La cérémonie de l'imposition des cendres aux fidèles en signe de pénitence ne devint une
obligation pour les chrétiens que par une prescription du pape Urbain II, lors du concile
de Bénévent (1091).
La date du mardi gras, veille du mercredi des cendres, dépend de celle de Pâques, c'està-dire du calendrier lunaire. Pâques est fixé au premier dimanche qui suit la première
pleine lune de l'équinoxe de printemps (21 mars). La date de Pâques varie entre le 22
mars et le 25 avril. Le mardi gras tombe au plus tôt le 3 février, ou le 4 les années
bissextiles, et au plus tard le 9 mars.
« CARNAVAL » : L'ORIGINE DU MOT ?
L'étymologie du mot carnaval a ouvert le champ à de multiples thèses. La graphie
quarnivalle dans un texte français du duché de Bouillon, daté de 1268, a égaré maints
linguistes réputés ne s'apercevant pas que l'ancien français du document avait été
transposé de manière peu correcte en français plus ou moins classique du 17e siècle. Dès
le milieu du 19e siècle, le rapprochement de carnaval et de carrus navalis, le char naval,
connut un grand succès. Plus récemment, la littérature a proposé d'attribuer l'origine du
nom à la déesse Carna, personnage mythique évoqué dans les Fastes d'Ovide.

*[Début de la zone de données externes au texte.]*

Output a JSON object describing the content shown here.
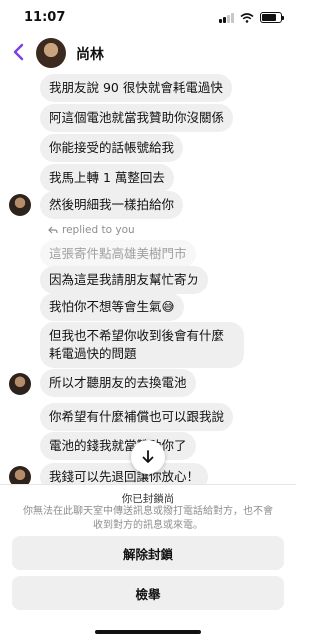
{
  "status": {
    "time": "11:07"
  },
  "header": {
    "name": "尚林",
    "back_icon": "chevron-left-icon"
  },
  "messages": [
    {
      "text": "我朋友說 90 很快就會耗電過快"
    },
    {
      "text": "阿這個電池就當我贊助你沒關係"
    },
    {
      "text": "你能接受的話帳號給我"
    },
    {
      "text": "我馬上轉 1 萬整回去"
    },
    {
      "text": "然後明細我一樣拍給你"
    },
    {
      "reply_label": "replied to you"
    },
    {
      "quoted": "這張寄件點高雄美樹門市"
    },
    {
      "text": "因為這是我請朋友幫忙寄ㄉ"
    },
    {
      "text": "我怕你不想等會生氣😅"
    },
    {
      "text": "但我也不希望你收到後會有什麼耗電過快的問題"
    },
    {
      "text": "所以才聽朋友的去換電池"
    },
    {
      "text": "你希望有什麼補償也可以跟我說"
    },
    {
      "text": "電池的錢我就當贊助你了"
    },
    {
      "text": "我錢可以先退回讓你放心！"
    }
  ],
  "blocked": {
    "title": "你已封鎖尚",
    "description": "你無法在此聊天室中傳送訊息或撥打電話給對方，也不會收到對方的訊息或來電。",
    "unblock_label": "解除封鎖",
    "report_label": "檢舉"
  },
  "colors": {
    "accent": "#7b3fe4",
    "bubble": "#efefef"
  }
}
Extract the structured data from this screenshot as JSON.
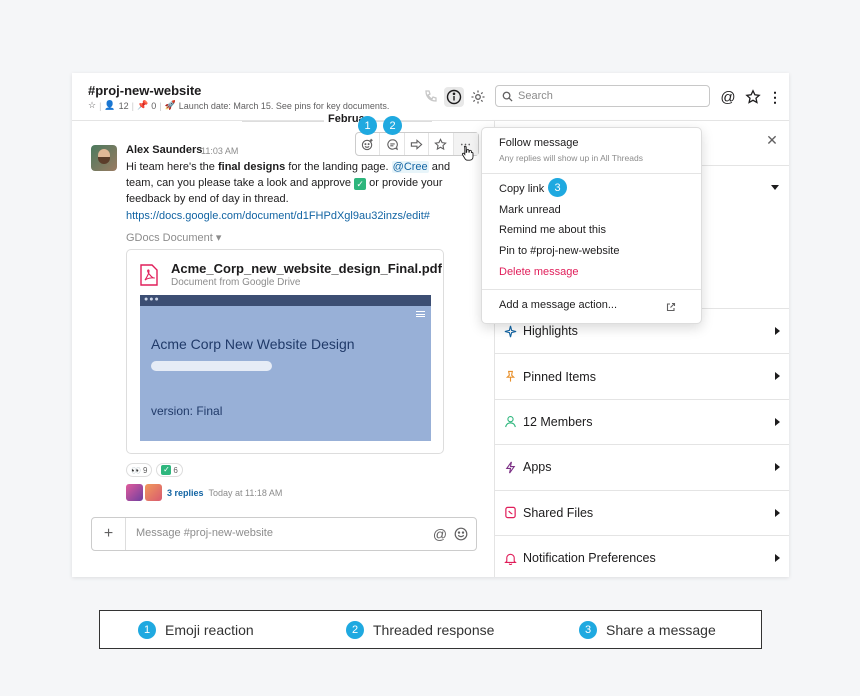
{
  "header": {
    "channel_name": "#proj-new-website",
    "members_count": "12",
    "pins_count": "0",
    "topic": "Launch date: March 15. See pins for key documents.",
    "search_placeholder": "Search"
  },
  "date_divider": "February 26th, 2019",
  "date_divider_visible": "Februa",
  "message": {
    "author": "Alex Saunders",
    "time": "11:03 AM",
    "text_before": "Hi team here's the ",
    "text_bold": "final designs",
    "text_mid": " for the landing page. ",
    "mention": "@Cree",
    "text_after": " and team, can you please take a look and approve ",
    "text_end": " or provide your feedback by end of day in thread.",
    "check_glyph": "✓",
    "link": "https://docs.google.com/document/d1FHPdXgl9au32inzs/edit#",
    "gdocs_label": "GDocs Document ▾"
  },
  "attachment": {
    "file_name": "Acme_Corp_new_website_design_Final.pdf",
    "file_sub": "Document from Google Drive",
    "preview_dots": "●●●",
    "preview_title": "Acme Corp New Website Design",
    "preview_version": "version: Final"
  },
  "reactions": [
    {
      "emoji": "👀",
      "count": "9"
    },
    {
      "emoji": "✓",
      "count": "6"
    }
  ],
  "thread": {
    "replies": "3 replies",
    "time": "Today at 11:18 AM"
  },
  "composer": {
    "placeholder": "Message #proj-new-website",
    "plus": "+"
  },
  "menu": {
    "follow": "Follow message",
    "follow_sub": "Any replies will show up in All Threads",
    "copy_link": "Copy link",
    "mark_unread": "Mark unread",
    "remind": "Remind me about this",
    "pin": "Pin to #proj-new-website",
    "delete": "Delete message",
    "add_action": "Add a message action..."
  },
  "sidepane": {
    "close": "✕",
    "items": [
      {
        "label": "Highlights",
        "icon": "sparkle-icon",
        "color": "#1264a3"
      },
      {
        "label": "Pinned Items",
        "icon": "pin-icon",
        "color": "#e8912d"
      },
      {
        "label": "12 Members",
        "icon": "person-icon",
        "color": "#2eb67d"
      },
      {
        "label": "Apps",
        "icon": "bolt-icon",
        "color": "#7c3085"
      },
      {
        "label": "Shared Files",
        "icon": "file-icon",
        "color": "#e01e5a"
      },
      {
        "label": "Notification Preferences",
        "icon": "bell-icon",
        "color": "#e01e5a"
      }
    ]
  },
  "badges": {
    "one": "1",
    "two": "2",
    "three": "3"
  },
  "legend": [
    {
      "num": "1",
      "label": "Emoji reaction"
    },
    {
      "num": "2",
      "label": "Threaded response"
    },
    {
      "num": "3",
      "label": "Share a message"
    }
  ],
  "colors": {
    "badge": "#1fa9e0",
    "link": "#1264a3",
    "danger": "#e01e5a",
    "success": "#2eb67d"
  }
}
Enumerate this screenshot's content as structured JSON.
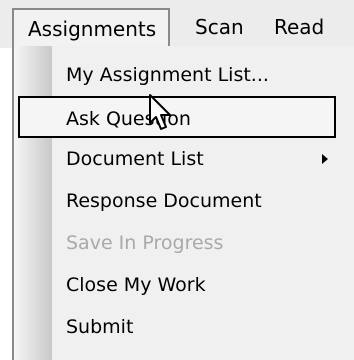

Moins bizarres et plus sérieuses, du moins en apparence, restent les explications
coutumières développées au 17e siècle. Faut-il entendre en carnaval l'adieu à la chair
(carne, seu caro vale) ? Étymologie de savants italiens. Ou faut-il lui préférer l'étymon
carn-a-val, « parce qu'on mange alors beaucoup de viande pour se dédommager de
l'abstinence qui doit suivre » ?
Le mot viendrait plutôt de carnelevamen issu de la basse latinité qui désignait à l'origine
le mardi gras, le temps de « l'abandon de la viande ». A première vue contradictoire
cette conjecture devient logique si on la rapproche des origines quand le début du jeûne
du carême, annoncé le dimanche de la quadragésime, commençait le lundi. D'autres
interprétations prétendent enrichir encore le corpus carnavalesque.